By Danielle Amster, staff writer
Throughout the past few months, the Townsend Harris community has expressed various opinions regarding this year’s addition to classrooms: academic conversations. The new initiative has led to numerous students voicing complaints with how they are being graded, sharing that academic conversations seem to focus more on contribution logs and participation points than on meaningful academic discourse.
In their ideal form, academic conversations aim to elicit student-to-student discussions that provoke higher levels of thinking. Students can engage in these conversations by asking questions, answering them, or participating in small and large group discussions. In the classroom, teachers aim to make students more comfortable speaking and listening to each other by encouraging them to discuss their ideas in groups. Many teachers within the math and science departments keep track of student contributions using spreadsheets where students select the type of contribution they made and submit evidence along with it.
Among many students, completing spreadsheets in these classes has proven itself unpopular. The logs are distributed as a worksheet or Google form, prompting students to record examples for the contributions that they may have made. In science classes, students fill these forms out each week, making sure they include three specific instances of when they contributed to any type of academic conversation. In math classes, some students check off a box each time they participate or fill out a worksheet at the end of the marking period that provides their teacher with certain times at which they voiced their ideas in class.
Some students say they find themselves thinking about logging their contributions while sitting in class, explaining that it takes focus away from the contribution they’re making. Senior Josselyn Navas states, “instead of focusing on the quality of the conversations and the atmosphere of intellectual curiosity they create in the moment, you have to worry about remembering what it is that you said so you can put it down on a form later on. It becomes more about fulfilling a quota and less about letting your intellectual curiosity run free. I’ve always been the type to raise questions when I don’t agree with something being said, but transforming this into something that can be qualified with a [point-system] grade has really disrupted its value.”
Additionally, some think that students are participating simply so their grades do not suffer.
Junior Joseph Zhao states, “I believe the only reason students choose to participate after hearing about [academic conversations] is because they know that if they do not participate, it will negatively impact their grade.”
Teachers have shared their opinions about incorporating academic conversations into class time. Some feel that they may be promising, yet others have noticed minimal visible shifts in the classroom.

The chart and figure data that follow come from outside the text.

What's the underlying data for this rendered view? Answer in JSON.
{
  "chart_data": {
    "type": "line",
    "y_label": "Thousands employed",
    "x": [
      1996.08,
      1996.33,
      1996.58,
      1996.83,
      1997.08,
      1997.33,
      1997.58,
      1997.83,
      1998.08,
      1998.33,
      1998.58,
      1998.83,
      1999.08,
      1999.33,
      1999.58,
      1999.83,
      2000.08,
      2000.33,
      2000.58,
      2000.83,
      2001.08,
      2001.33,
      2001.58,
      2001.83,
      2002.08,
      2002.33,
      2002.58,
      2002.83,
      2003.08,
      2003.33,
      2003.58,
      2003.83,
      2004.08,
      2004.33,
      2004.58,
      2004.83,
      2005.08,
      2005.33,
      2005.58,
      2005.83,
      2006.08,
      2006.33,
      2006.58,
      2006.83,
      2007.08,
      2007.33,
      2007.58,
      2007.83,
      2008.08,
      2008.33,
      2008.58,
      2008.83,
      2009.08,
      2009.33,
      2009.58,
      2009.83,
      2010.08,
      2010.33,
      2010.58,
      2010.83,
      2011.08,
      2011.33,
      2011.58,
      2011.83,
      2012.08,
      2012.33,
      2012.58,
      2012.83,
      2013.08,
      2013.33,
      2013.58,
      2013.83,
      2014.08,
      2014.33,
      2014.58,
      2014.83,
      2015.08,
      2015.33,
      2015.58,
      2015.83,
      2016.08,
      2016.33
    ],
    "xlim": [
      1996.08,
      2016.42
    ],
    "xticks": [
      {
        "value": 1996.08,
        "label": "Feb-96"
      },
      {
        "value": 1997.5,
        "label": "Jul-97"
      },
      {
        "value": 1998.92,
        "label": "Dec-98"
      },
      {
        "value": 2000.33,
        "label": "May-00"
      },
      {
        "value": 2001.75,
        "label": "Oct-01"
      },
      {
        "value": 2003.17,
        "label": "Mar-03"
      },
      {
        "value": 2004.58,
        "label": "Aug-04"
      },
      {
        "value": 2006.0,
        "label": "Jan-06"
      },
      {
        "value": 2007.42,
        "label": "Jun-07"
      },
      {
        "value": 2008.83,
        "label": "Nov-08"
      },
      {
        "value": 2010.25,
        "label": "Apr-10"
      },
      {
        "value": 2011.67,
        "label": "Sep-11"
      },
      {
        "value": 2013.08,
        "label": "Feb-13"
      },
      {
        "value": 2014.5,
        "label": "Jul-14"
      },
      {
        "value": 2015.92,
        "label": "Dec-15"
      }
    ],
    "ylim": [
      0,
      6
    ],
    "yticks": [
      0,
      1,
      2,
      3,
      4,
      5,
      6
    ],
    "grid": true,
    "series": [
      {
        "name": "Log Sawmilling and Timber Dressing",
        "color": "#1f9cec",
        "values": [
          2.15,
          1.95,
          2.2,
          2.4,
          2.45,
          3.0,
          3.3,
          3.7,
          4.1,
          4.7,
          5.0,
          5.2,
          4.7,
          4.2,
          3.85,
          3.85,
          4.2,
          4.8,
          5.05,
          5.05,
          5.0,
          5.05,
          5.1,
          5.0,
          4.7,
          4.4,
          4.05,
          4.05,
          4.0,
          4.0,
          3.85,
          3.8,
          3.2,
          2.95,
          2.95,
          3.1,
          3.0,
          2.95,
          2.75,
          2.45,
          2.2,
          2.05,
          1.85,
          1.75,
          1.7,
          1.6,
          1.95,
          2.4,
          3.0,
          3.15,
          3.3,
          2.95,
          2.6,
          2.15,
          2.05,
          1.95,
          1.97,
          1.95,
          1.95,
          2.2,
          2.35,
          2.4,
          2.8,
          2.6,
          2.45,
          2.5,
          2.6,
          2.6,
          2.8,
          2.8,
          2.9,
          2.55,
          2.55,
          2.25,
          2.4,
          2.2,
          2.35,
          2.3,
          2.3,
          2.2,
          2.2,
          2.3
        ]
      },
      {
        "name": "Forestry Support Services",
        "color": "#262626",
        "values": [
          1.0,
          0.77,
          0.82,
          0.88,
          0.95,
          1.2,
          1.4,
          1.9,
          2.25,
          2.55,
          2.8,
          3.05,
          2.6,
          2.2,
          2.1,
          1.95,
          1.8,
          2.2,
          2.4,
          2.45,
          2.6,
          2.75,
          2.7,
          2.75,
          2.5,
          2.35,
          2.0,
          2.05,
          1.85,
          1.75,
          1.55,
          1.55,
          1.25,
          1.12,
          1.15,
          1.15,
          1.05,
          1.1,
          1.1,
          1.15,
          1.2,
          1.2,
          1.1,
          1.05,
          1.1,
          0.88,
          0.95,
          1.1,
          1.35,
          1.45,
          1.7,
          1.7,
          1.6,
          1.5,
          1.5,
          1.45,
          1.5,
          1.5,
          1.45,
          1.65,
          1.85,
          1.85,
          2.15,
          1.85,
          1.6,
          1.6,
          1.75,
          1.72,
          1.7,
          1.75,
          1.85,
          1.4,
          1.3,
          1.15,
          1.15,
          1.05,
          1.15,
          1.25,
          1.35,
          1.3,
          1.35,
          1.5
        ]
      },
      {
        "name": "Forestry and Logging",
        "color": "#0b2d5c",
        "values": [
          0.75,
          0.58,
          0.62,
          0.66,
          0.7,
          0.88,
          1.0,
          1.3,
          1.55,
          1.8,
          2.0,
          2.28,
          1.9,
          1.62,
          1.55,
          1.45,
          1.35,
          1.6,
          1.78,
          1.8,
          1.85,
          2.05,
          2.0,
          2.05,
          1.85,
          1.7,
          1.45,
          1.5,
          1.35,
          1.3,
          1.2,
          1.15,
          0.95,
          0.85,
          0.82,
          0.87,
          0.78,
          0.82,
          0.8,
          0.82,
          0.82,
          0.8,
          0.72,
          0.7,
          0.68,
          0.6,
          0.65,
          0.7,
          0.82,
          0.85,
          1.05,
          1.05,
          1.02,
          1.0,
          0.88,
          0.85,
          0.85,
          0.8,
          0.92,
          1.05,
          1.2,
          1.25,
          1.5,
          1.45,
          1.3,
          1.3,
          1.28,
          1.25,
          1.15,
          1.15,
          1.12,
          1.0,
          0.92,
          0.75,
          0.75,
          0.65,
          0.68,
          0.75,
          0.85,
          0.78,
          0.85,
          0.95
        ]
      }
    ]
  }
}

“I don’t think it’s really different than the way I’ve run my classes all the years I taught,” Assistant Principal Susan Brustein explains, “the only difference is in labelling some of the things we do.”
Physics teacher Joshua Raghunath added, “for the scope of my class, it hasn’t really changed how it runs because a lot of what we do is discuss how things happen in the real world.” He continued on to say, “I think the push for academic conversations has noble goals in mind. I think it’s designed to help students get more comfortable speaking to one another and voicing their own opinions on a variety of topics. However, we need to adjust how it is implemented into their grade.”
English teacher Robert Babstock explained, “I think the academic conversation described in the book pretty much overlaps with academic conversation that people have had in academic settings for millenia. To have academic conversations mixed in is almost distracting; the whole thing about ‘here’s a mystery, I want you to discuss its esoteric possibilities’ seems to take away from American practicality.”
Principal Brian Condon feels that students will need the speaking and listening skills that they develop in school in their futures. “It’s not okay for a kid to sit in a class here and make no contribution,” he says. “Speaking and listening are the skills that are really going to get you ahead in the work world. It’s something that you have to practice.”
For students who are focused on the number grades attached to academic conversations, Mr. Condon states, “sometimes the point that you get for something is not the most important thing; points on a grade do not equate with learning. I know this is a weird position for people to be in, but if you have that attitude, your scores will be fine. It’s not the final essay that you write; the real learning occurred in the process as you were getting there. Don’t focus on the product, focus on the progress and you’ll go a lot farther in life.”